On Tuesday, February 28 the Central European University hosted one of the most highly acclaimed Egyptian filmmakers, Khaled Youssef, who is known for his brave vision and unpredictable storyboards. Almost all his films show the poverty and corruption in Egypt. For this reason the seminar he held at the CEU was entitled “Films which paved the way for the revolution and tell its history.” Later, he sat down for an interview.

Youssef’s CEU talk described the greatness and strength of his nation. He recounted the scene at Tahrir square where he also participated in protesting against Mubarak’s regime. In his own vision he spoke about the successful revolution, calling it unique and a beginning of a bright future for all Egyptians.

Youssef cites a “Gathering of Wills” as the main reason of the Egyptian revolution’s success. When the strong will of a nation is gathered, it leads to the fast collapse of a regime no matter how strong and stable it is. There is nothing that can stop it.

Youssef spoke about the revolution and about those who actually started it, saying that many people around the world think that only poor people protested against the fallen regime, while the truth is people from middle and high classes were protesting, too. This is because they were upset not only because of poverty but also because of the lack of human dignity and rights.

He added that the protests were not organized and did not have a leader, but somehow they were self-organized: each group started meeting the other groups without even knowing about each other in Tahrer square. They came away with a team spirit.

Moving beyond the details of the revolution, Khaled gave his opinion on the new election and the Islamic Brotherhood. He believes that the Islamic brotherhood exploited the misery and despair of Egyptians by promising daily bread and gas and guaranteeing paradise in the hereafter. However, he trusts his nation’s choice because when the time comes to eclipse the Islamic Brotherhood, it will.

At the end of the session he talked about the role of artists, writers, actors and directors in developing Egypt’s future, specially those who risked their lives with the protesters. He mentioned their role in contributing to the new constitution of the country: “We will not allow planning the future of the country without considering the citizens”

Finally Khaled mentioned the difference between the Egyptian, Yemeni and Syrian revolutions, noting that while in Egypt around 2,500 people were supporting Mubarak’s regime, one million supported the regime in Yemen and quarter of the nation supports Alassad in Syria. “How would Alassad fall?”, he asked.

Youssef’s view on Syria: no Gathering of Wills

His statement aroused my interest; I wanted to know his personal view of the Syrian revolution. He kindly permitted me to interview him on the subject.

He started by talking about his visit to Syria just a few days before the uprising started. He could sense that it was coming. In an interview for a local newspaper he told his foreseeing of the event but the managing director told him that it was impossible, because Alassad is a loved president in his country. Youssef suggested three quick steps that would prevent the outbreak of “winds of change”, ie revolution: freedom of party formation, freedom of the press and media, and the cancelling of emergency law. Needless to say, these steps were not taken.
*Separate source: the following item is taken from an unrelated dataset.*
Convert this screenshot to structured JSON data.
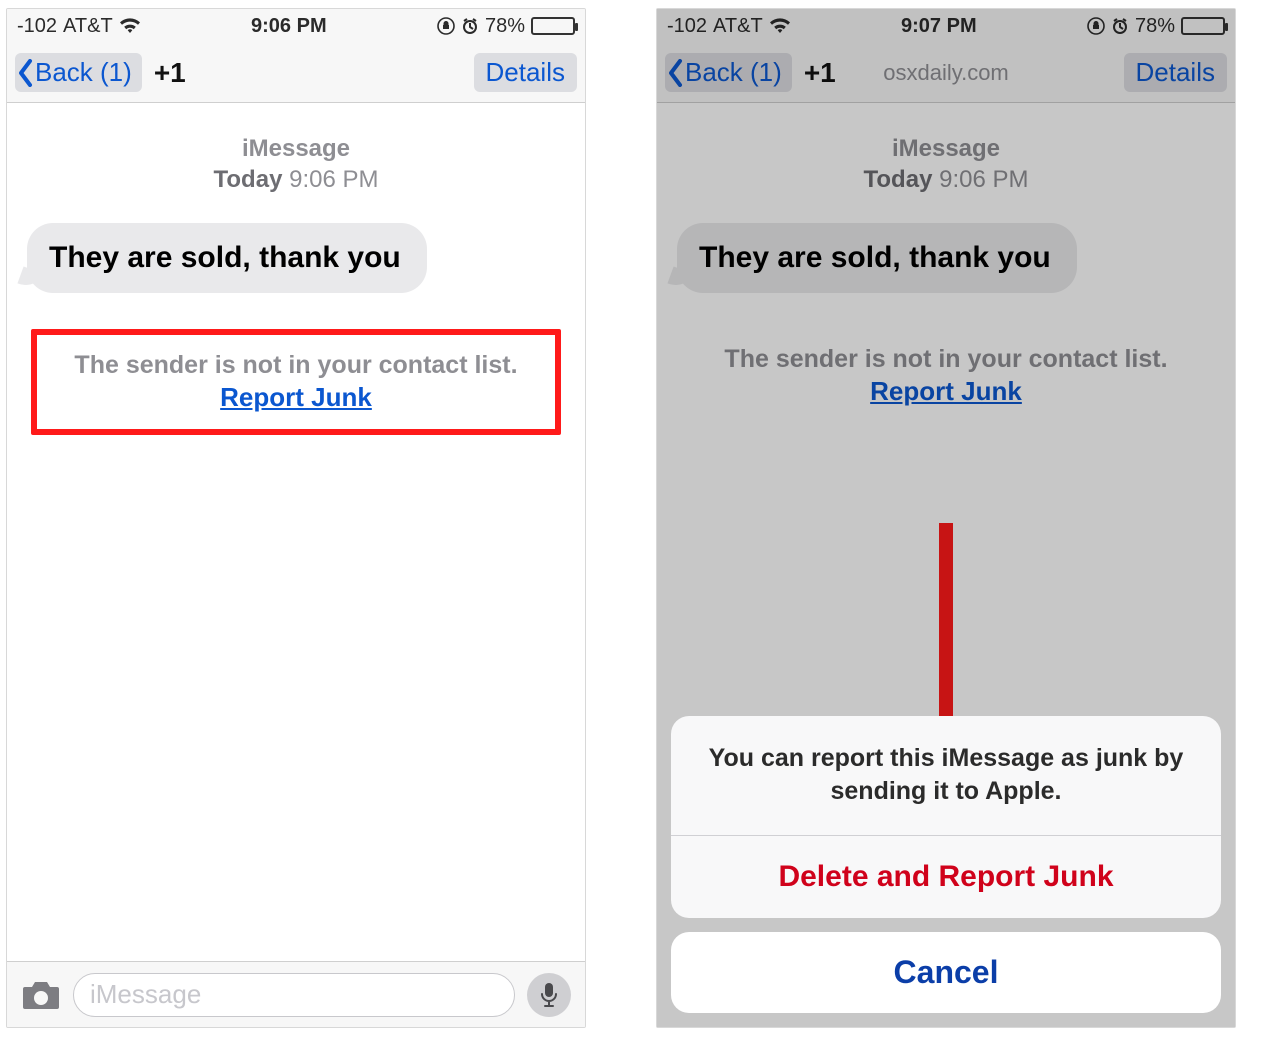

Youssef describes the Syrian situation as painful, and that there is a cosmic conspiracy against it because of the world silence. “Syria has no oil to be protected by the UN or any international organization; it is not Libya.” Youssef compares Syria’s situation now to Iraq. A civil war is underway and the regime is still using its sectarian power to turn the other little sects against the protesters. Youssef added that in his view, it will take years to erase Alassad and his regime because one quarter of the nation is still supporting him. This quarter benefits from his rule. Another quarter is against Alassad. The other fifty percent are also fighting for freedom, but they are weak since they are not united in their outright opposition: “There’s no Gathering of Wills like there was in Egypt.”

About finding a solution to end this massacre, Youssef said that the uprising started very peacefully, that only words and posters were used during protesting. This led the world to believe in the power of peace and peaceful revolution, but that image is gone, erased by the formation of the free army, making it even harder to topple Alassad because people from both sides are being killed. Besides this, the Syrian army is still supporting him in all its power, with the help of Russia and China.

For the Syrian Uprising to succeed, and for Syrian people to gain their freedom, they must unite against harm. And those who are still supporters must take their country and its future in consideration, and not only the benefits of Alassad regime.

At the end Director Youssef added that after all these sad and bloody days there must be a free and strong nation, one that will build a bright future for the coming generations.